Material intelligent visualization design via two-dimensional symbolic feature generation

Machine learning for complex materials problems suffers from high-dimensionality data, while traditional “black-box” dimensionality reduction techniques typically lack the capability to balance predictive accuracy with visualization and interpretability. This work presents a novel method named Two-Dimensional Symbolic Feature Generation, based on symbolic regression and genetic algorithms. This approach facilitates machine learning by providing quantifiable interpretability and enabling visualization-driven materials design. Evaluated across diverse classification and regression tasks in materials science, the proposed method demonstrates notable success in three critical aspects: First, it significantly improved the predictive accuracy. Specifically, classification accuracy for ferroelectric perovskites and high-entropy alloy phases improved from 85.6% and 84.5% to 94.2% and 88.4%, respectively. Correspondingly, prediction errors for shape memory alloys and copper alloys were reduced from 2.9 K, 5.9% and 9.7% to 1.1 K, 3.7% and 6.2%. Second, the method ensures interpretability by constructing explicit mathematical expressions that transform the original high-dimensional features into two new symbolic ones, avoiding opaque spatial transformations. Third, it enables model visualization through two-dimensional contour maps that relate the constructed features to the target property, thereby offering intuitive insight into feature-property relationships.
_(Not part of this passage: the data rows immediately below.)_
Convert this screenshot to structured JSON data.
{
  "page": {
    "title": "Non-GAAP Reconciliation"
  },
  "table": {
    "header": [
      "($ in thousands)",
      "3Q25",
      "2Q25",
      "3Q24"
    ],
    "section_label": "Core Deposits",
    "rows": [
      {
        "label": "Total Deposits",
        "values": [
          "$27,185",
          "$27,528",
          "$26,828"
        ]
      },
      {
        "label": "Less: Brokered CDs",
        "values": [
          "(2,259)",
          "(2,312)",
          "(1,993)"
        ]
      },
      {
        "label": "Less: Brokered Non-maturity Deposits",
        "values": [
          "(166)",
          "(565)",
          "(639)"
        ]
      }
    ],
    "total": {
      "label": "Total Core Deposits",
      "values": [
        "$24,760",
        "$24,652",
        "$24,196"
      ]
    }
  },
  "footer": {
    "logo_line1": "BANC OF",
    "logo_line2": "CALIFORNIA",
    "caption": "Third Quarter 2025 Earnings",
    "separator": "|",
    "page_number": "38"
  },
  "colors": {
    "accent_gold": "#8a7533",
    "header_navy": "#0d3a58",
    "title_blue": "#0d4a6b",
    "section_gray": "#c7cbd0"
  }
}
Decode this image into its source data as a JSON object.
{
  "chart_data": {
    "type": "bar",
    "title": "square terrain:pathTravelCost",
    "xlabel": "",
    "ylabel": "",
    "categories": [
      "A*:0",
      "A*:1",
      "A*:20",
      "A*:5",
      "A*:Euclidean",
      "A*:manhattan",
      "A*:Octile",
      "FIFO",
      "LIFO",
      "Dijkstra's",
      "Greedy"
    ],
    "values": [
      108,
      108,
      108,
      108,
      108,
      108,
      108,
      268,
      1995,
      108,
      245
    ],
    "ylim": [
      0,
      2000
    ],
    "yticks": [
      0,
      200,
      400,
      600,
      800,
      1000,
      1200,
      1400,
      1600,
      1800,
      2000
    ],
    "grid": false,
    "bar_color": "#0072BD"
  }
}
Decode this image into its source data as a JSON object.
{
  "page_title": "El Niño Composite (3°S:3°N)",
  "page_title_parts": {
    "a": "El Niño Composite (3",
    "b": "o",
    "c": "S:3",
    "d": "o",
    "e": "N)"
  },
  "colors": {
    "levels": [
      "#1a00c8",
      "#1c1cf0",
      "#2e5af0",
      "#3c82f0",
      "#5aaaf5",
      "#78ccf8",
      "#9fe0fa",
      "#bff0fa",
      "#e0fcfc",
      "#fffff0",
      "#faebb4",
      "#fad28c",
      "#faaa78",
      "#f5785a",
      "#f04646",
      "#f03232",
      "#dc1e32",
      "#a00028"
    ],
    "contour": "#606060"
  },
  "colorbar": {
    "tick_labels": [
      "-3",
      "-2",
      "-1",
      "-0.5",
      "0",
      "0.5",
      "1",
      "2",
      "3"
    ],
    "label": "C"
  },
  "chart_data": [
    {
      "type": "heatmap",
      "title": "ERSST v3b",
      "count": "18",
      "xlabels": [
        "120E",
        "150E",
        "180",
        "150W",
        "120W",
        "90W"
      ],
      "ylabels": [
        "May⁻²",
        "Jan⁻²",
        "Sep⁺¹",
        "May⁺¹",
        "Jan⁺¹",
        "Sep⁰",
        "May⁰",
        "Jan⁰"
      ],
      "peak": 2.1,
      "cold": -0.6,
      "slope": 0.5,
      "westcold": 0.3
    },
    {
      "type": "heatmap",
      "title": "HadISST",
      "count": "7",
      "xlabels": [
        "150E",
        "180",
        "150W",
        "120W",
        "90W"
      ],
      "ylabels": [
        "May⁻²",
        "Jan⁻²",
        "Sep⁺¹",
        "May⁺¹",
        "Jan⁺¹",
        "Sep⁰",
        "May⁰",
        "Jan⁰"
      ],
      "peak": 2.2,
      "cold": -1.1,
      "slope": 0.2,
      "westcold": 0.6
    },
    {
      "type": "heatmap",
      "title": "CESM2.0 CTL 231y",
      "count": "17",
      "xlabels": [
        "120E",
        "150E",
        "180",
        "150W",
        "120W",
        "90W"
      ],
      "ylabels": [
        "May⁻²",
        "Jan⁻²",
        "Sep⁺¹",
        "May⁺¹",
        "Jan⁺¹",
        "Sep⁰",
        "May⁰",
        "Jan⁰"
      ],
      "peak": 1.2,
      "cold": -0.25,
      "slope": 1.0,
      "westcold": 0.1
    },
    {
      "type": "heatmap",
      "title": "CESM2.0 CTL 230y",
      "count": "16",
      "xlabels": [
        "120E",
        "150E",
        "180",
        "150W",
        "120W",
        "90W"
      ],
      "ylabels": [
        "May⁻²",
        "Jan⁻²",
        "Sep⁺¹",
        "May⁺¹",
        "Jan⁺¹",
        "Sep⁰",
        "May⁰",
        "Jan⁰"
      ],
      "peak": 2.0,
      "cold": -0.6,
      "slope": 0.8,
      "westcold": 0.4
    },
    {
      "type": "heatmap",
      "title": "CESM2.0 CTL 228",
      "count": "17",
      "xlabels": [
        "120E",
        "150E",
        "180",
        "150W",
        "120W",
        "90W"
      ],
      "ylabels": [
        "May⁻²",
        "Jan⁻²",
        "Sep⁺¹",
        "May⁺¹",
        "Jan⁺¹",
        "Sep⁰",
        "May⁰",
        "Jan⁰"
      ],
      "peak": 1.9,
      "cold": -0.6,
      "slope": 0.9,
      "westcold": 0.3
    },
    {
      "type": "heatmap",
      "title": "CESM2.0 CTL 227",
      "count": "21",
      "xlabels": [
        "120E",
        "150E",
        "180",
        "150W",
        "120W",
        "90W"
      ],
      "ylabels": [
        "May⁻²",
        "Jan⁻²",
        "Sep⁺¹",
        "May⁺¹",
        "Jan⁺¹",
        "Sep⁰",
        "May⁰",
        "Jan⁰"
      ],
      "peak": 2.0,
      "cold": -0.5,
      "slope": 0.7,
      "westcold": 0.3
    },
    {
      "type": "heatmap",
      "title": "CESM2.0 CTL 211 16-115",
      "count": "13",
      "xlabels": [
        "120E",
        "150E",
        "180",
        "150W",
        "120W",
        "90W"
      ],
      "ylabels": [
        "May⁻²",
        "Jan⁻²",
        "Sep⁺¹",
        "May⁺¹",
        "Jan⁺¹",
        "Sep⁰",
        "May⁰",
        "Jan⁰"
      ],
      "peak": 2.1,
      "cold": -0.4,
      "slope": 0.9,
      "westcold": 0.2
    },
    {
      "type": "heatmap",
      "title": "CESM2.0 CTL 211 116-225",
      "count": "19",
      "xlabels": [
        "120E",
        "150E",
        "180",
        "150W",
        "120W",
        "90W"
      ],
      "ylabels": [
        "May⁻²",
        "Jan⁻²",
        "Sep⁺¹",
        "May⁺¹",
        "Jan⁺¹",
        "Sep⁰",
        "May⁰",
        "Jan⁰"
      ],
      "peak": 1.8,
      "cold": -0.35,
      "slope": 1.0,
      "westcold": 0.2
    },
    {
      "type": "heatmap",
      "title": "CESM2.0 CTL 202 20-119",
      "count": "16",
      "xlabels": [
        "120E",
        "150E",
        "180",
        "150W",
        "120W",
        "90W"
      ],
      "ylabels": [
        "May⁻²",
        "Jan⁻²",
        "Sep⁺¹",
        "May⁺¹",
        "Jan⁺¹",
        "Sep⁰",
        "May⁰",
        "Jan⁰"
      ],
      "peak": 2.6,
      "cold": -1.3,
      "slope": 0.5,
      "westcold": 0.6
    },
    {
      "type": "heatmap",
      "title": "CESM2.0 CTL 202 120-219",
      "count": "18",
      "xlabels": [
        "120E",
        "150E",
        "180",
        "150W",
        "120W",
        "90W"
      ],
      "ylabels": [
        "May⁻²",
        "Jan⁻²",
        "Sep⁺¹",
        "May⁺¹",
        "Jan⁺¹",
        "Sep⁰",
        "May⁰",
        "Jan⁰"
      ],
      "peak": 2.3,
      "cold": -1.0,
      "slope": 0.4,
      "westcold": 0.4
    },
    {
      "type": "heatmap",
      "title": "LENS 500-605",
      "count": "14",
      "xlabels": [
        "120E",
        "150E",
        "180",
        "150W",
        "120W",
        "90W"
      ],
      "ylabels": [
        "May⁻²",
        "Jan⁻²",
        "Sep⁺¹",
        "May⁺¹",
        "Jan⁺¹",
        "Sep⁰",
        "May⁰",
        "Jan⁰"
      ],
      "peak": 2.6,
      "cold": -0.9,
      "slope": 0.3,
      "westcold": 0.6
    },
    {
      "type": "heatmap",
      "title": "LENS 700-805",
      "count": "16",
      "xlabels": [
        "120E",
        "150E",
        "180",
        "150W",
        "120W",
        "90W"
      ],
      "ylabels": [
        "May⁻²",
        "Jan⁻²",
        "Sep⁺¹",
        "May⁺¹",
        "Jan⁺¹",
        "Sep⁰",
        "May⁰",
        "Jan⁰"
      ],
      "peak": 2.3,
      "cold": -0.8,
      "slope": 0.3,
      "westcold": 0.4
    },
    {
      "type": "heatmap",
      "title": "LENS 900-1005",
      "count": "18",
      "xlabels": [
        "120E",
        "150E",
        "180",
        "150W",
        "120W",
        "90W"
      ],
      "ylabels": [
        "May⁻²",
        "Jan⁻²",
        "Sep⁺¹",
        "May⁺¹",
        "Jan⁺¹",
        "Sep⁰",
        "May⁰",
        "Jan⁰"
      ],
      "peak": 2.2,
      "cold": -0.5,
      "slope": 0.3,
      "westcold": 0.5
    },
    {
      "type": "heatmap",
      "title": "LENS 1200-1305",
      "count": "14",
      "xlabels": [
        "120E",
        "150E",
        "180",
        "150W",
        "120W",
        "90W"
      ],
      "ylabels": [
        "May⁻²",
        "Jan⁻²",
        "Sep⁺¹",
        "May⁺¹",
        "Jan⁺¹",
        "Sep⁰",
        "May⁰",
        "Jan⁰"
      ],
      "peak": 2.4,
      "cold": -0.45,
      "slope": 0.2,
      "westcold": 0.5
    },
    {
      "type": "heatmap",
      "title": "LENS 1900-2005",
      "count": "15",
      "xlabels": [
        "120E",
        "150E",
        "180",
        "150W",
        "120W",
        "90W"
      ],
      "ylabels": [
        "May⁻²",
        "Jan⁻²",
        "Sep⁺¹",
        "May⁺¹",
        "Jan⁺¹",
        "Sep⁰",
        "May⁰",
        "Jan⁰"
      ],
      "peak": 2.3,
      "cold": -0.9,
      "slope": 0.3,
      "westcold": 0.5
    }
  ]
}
Leveraging these “design roadmaps,” a refractory high-entropy alloy with a single-phase solid solution and a precipitation-strengthened copper alloy with an optimized property trade-off were successfully designed. The two-dimensional symbolic feature generation framework thus addresses key limitations in accuracy, interpretability, and visualization within materials informatics, establishing a new paradigm for transparent and visual materials design.